Researchers identified low energy sequences with the potential to improve enzyme performance through the E (S) energy landscape, resulting in a total of 220 variants with mutated residues within 8.5 Å of the substrate, as well as 394 variants with mutated residues more than 15.0 Å of the substrate. Afterwards, a variational autoencoder (VAE) was used for low dimensional embedding to characterize the relationship between the generated variants and natural fluorescent enzyme sequences. The VAE model uses two-dimensional latent space to train natural sequences. Natural sequences are organized into different peaks in latent space (Figure 3A), which may be related to evolving systems. Variations created by redesigning active centers or enzyme scaffolds are limited to specific local regions within the potential space (Figures 3B and C). These variants of active centers and enzyme scaffolds occupy different regions in the potential space, close to different peaks in the potential space. The active centers involved in the experiment and the mutated residues in the enzyme scaffold are highlighted in Figures 3D and E.

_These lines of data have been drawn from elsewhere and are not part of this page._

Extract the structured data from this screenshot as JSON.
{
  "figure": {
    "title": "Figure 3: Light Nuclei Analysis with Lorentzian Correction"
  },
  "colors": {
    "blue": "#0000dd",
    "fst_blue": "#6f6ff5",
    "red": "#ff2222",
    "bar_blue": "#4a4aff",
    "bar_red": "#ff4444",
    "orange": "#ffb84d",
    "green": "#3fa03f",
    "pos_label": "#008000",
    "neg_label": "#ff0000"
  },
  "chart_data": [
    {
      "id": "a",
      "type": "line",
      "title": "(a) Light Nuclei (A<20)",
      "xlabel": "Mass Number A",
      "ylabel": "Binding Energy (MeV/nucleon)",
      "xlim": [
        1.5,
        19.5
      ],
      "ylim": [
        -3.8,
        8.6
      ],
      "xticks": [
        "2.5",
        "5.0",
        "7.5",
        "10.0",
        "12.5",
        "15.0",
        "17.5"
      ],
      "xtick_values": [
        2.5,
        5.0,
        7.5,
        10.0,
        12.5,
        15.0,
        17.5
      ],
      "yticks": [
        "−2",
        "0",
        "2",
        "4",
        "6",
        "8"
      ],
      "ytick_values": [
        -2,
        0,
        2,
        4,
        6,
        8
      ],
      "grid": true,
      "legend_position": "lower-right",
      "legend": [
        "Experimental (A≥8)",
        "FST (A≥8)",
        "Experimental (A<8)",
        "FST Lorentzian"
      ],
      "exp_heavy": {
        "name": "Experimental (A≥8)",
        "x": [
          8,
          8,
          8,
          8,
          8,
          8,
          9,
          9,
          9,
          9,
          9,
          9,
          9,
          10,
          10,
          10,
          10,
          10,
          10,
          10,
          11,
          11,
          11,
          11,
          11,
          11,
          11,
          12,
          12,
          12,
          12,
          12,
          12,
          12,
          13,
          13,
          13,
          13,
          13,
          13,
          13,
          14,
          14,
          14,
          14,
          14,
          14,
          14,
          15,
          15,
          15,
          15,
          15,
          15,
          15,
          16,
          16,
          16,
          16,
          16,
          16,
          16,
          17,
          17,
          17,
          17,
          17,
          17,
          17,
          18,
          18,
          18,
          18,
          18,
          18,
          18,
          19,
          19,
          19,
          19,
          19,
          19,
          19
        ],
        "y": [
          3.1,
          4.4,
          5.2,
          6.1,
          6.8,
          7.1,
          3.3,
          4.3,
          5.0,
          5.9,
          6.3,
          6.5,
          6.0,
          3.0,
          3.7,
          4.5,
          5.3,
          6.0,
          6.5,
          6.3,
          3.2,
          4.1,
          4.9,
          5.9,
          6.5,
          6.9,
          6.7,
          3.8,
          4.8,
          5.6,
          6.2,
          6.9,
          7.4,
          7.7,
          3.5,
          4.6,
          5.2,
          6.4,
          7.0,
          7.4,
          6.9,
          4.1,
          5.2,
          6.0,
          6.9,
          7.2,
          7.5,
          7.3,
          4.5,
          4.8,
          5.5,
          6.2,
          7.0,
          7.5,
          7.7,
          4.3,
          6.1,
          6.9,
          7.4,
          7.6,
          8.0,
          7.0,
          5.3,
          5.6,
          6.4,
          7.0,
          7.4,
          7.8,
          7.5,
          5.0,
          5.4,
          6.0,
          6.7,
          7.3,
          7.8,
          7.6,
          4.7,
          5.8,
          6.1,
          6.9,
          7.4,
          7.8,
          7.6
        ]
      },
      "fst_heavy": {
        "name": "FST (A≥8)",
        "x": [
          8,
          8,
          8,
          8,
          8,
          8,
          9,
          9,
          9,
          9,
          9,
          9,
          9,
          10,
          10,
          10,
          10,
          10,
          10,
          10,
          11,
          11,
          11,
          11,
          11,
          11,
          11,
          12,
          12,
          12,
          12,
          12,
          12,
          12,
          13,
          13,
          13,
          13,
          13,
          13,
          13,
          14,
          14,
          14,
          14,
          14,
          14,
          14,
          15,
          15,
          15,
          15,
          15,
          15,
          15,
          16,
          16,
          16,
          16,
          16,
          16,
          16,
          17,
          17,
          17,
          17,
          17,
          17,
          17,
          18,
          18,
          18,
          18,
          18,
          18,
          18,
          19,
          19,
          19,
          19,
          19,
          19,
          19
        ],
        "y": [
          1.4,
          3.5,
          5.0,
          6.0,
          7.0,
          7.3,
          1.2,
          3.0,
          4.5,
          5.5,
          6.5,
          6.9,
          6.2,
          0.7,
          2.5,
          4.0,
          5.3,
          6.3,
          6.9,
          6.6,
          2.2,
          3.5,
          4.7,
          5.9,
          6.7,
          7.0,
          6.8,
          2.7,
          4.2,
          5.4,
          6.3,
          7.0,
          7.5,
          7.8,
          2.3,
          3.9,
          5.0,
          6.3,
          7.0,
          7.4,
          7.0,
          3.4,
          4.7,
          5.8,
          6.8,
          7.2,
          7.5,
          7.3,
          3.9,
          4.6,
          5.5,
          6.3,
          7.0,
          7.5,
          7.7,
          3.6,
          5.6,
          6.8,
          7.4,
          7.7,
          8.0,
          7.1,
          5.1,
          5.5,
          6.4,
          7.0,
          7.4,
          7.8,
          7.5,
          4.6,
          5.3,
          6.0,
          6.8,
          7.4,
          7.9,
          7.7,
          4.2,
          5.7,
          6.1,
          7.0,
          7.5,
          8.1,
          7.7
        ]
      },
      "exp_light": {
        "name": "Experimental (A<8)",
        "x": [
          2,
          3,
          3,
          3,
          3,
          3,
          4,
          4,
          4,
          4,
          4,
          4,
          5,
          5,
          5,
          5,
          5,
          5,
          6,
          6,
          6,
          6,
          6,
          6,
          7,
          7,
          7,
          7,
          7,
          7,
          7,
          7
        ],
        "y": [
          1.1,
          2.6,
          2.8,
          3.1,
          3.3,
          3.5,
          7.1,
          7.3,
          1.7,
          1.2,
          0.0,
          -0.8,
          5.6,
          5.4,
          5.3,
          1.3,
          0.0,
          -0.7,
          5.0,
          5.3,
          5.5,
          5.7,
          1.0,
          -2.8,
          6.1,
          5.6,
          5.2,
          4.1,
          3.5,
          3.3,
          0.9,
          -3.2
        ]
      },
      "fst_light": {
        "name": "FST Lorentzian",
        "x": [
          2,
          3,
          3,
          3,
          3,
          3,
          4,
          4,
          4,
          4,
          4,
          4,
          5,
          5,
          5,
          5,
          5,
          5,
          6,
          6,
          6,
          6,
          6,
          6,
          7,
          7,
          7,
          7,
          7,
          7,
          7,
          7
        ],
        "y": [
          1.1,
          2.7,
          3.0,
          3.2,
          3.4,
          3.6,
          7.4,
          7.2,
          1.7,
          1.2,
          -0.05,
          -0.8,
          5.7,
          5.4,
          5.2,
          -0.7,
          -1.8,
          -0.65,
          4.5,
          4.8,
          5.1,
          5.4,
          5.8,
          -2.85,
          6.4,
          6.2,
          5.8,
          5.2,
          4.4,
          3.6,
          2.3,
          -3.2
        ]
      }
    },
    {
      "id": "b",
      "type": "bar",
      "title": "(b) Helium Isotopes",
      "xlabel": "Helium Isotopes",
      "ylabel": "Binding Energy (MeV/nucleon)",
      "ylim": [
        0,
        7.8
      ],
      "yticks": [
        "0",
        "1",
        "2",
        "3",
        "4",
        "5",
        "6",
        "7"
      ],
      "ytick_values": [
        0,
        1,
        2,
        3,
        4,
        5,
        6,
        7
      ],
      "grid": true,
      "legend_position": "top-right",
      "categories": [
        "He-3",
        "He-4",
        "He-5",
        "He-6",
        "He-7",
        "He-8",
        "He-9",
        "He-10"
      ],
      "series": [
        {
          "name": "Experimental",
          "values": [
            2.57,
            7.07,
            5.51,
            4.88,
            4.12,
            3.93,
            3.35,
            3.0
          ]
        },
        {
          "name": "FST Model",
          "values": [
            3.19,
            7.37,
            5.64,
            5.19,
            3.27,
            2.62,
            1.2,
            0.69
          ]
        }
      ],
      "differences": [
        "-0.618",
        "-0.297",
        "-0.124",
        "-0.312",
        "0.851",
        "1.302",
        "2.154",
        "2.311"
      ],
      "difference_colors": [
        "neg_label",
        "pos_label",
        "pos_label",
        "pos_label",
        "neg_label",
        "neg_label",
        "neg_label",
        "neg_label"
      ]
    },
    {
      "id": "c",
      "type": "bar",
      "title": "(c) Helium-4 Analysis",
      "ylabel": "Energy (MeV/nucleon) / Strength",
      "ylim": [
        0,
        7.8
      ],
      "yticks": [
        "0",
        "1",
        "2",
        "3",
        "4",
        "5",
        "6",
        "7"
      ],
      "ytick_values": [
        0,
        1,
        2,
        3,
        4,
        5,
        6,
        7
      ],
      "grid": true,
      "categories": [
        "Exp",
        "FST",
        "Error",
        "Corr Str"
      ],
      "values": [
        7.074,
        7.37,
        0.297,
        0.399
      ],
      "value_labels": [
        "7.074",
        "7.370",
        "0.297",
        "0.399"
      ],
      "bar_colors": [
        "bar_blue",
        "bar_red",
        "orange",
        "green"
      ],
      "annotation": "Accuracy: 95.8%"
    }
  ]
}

Figure 4. Activity and stability experiments of luciferase RLuc mutant

In the subsequent experiment, the researchers selected the eight monomers with the lowest E (S) values in the active centers for experimental characterization. The results showed that the success rate of beneficial mutations was about 50% (Figure 4A), and the activity of the other half was lower than that of the wild-type. Therefore, mutations in the active center had a significant impact on catalysis. In addition, the researchers selected the other eight mutants with the lowest E (S) values on the enzyme scaffold, among which the Y298A and E195T mutants showed significantly lower protein production. Therefore, the remaining six mutants were experimentally characterized. The results indicate that mutations in the enzyme scaffold can significantly affect the stability of RLuc, leading to changes in Tm between -5.0 ℃ and 6.0 ℃ (Figure 4D), indicating that the main evolutionary constraint of the enzyme scaffold is not to improve enzyme efficiency, but to maintain stability.

Table 1. Activity of Generative Artificial Intelligence Design Mutants

At present, generative artificial intelligence models trained on natural homologous sequences have shown potential in generating functional sequences similar to those found in nature. Recent studies have employed various models that can generate functional enzyme sequences (Table 1). Despite these advances, engineering enzymes to surpass the performance of their wild-type enzymes remains a significant challenge.

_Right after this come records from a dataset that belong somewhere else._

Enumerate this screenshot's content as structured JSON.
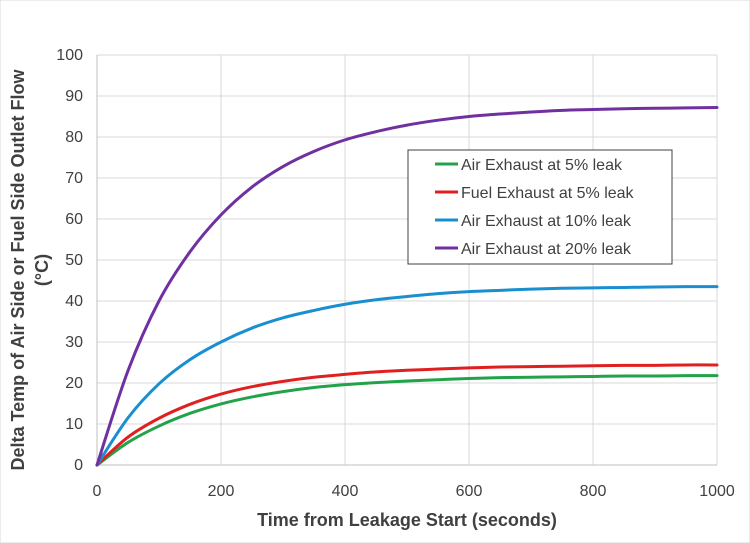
{
  "chart_data": {
    "type": "line",
    "title": "",
    "xlabel": "Time from Leakage Start (seconds)",
    "ylabel_lines": [
      "Delta Temp of Air Side or Fuel Side Outlet Flow",
      "(°C)"
    ],
    "xlim": [
      0,
      1000
    ],
    "ylim": [
      0,
      100
    ],
    "xticks": [
      0,
      200,
      400,
      600,
      800,
      1000
    ],
    "yticks": [
      0,
      10,
      20,
      30,
      40,
      50,
      60,
      70,
      80,
      90,
      100
    ],
    "grid": true,
    "legend_position": "right-center",
    "x": [
      0,
      50,
      100,
      150,
      200,
      250,
      300,
      350,
      400,
      450,
      500,
      550,
      600,
      650,
      700,
      750,
      800,
      850,
      900,
      950,
      1000
    ],
    "series": [
      {
        "name": "Air Exhaust at 5% leak",
        "color": "#22a34a",
        "values": [
          0,
          5.5,
          9.5,
          12.6,
          14.9,
          16.6,
          17.9,
          18.9,
          19.6,
          20.1,
          20.5,
          20.8,
          21.1,
          21.3,
          21.4,
          21.5,
          21.6,
          21.7,
          21.7,
          21.8,
          21.8
        ]
      },
      {
        "name": "Fuel Exhaust at 5% leak",
        "color": "#e02020",
        "values": [
          0,
          6.8,
          11.4,
          14.8,
          17.3,
          19.1,
          20.4,
          21.4,
          22.1,
          22.7,
          23.1,
          23.4,
          23.7,
          23.9,
          24.0,
          24.1,
          24.2,
          24.3,
          24.3,
          24.4,
          24.4
        ]
      },
      {
        "name": "Air Exhaust at 10% leak",
        "color": "#1a8fd0",
        "values": [
          0,
          11.5,
          19.8,
          25.7,
          30.0,
          33.4,
          35.9,
          37.7,
          39.2,
          40.3,
          41.1,
          41.8,
          42.3,
          42.6,
          42.9,
          43.1,
          43.2,
          43.3,
          43.4,
          43.5,
          43.5
        ]
      },
      {
        "name": "Air Exhaust at 20% leak",
        "color": "#7030a0",
        "values": [
          0,
          23.0,
          40.0,
          52.0,
          61.0,
          67.8,
          72.8,
          76.5,
          79.3,
          81.3,
          82.9,
          84.1,
          85.0,
          85.6,
          86.1,
          86.5,
          86.7,
          86.9,
          87.0,
          87.1,
          87.2
        ]
      }
    ]
  }
}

In summary, this study was designed using a Generative Maximum Entropy Model (MaxEnt), which introduced mutations derived from the sequence diversity observed in nature. These mutants successfully enhanced the enzyme activity of the active center and enhanced the stability of the protein scaffold. The success in engineering highlights the potential of generative artificial intelligence in designing enzymes, strengthens the connection between protein sequence evolution and catalysis, provides navigation for exploring a broader enzyme sequence space, and also provides effective strategies for computer-aided enzyme engineering design.